Investigating whether facial identity information can be isolated, measured, and manipulated in diffusion model latent spaces through frequency-domain and channel analysis.
Experiments run on Google Colab (Pro, L4/T4 GPU). The notebook clones this repo, installs deps, and runs each experiment.
- Open
identity_signal_analysis.ipynbin Colab - Connect a GPU runtime (L4 recommended)

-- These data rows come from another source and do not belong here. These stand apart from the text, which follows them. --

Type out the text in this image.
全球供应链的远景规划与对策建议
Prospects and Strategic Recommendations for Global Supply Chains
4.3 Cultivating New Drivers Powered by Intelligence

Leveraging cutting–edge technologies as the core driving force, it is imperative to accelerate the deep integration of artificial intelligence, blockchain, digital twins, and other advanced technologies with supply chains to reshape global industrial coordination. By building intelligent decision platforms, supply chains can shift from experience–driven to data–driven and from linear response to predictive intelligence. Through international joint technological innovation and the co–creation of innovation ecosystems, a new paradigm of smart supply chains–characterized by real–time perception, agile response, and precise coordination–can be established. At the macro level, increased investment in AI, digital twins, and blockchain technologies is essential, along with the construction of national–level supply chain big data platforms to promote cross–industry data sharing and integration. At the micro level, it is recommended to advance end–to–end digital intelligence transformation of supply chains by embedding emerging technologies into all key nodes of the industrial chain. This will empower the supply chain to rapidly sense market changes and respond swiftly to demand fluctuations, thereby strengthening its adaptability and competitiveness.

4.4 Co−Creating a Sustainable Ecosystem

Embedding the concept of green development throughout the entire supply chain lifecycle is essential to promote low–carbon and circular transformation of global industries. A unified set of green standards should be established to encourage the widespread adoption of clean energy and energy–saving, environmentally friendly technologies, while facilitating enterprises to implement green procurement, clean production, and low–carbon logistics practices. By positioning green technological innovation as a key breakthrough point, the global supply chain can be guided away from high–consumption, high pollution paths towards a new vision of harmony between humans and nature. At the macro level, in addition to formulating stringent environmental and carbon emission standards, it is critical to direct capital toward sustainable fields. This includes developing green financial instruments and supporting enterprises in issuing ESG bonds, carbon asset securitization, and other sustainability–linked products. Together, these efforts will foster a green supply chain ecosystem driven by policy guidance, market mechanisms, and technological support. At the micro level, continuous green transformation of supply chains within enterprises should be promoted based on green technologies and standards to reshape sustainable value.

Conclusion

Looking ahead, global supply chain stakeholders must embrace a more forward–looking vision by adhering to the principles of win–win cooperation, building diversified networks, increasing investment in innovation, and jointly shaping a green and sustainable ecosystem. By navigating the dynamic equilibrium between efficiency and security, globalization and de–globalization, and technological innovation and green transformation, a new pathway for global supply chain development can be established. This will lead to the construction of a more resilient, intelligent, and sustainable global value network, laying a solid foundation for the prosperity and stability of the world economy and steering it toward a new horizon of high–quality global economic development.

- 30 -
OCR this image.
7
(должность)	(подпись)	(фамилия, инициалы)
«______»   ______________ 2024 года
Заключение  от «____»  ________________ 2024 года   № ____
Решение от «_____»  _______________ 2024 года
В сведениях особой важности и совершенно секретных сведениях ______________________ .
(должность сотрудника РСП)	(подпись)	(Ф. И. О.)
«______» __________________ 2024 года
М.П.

- Run setup cells, then the active experiment
| # | Name | Status | Key Finding |
|---|---|---|---|
| 1 | Paired Frequency Analysis | Done | Ch 2 shows largest frequency shifts on identity change |
| 2 | Within-Identity Invariance | Done | Ch 3 is best identity discriminator (ratio 0.046) |
| 3 | Identity Emergence | Done | Identity locks in at steps 7-9 during denoising |
| 5 | Channel Identity Transplant | Done | UNet heals single-channel swaps; Ch 3 swap shows most identity shift |
| 6 | Channel Importance (Zeroing) | Done | Ch 0 catastrophic, Ch 3 significant, Ch 1/2 minimal |
| 7 | PCA on Identity | Next | Is identity a linear subspace in Ch 3? |
See RESEARCH.md for full findings and the hierarchical channel model.
identity_analysis/ # Core library (pipeline, FFT, scoring, plotting)
experiments/ # Experiment scripts (each has run() entry point)
identity_signal_analysis.ipynb # Colab notebook
EXP{N}_RESEARCH.md # Per-experiment reports
RESEARCH.md # Cross-experiment synthesis
SDXL Base 1.0 (fp16), 1024x1024, 12 steps, guidance 7.5 + negative prompt.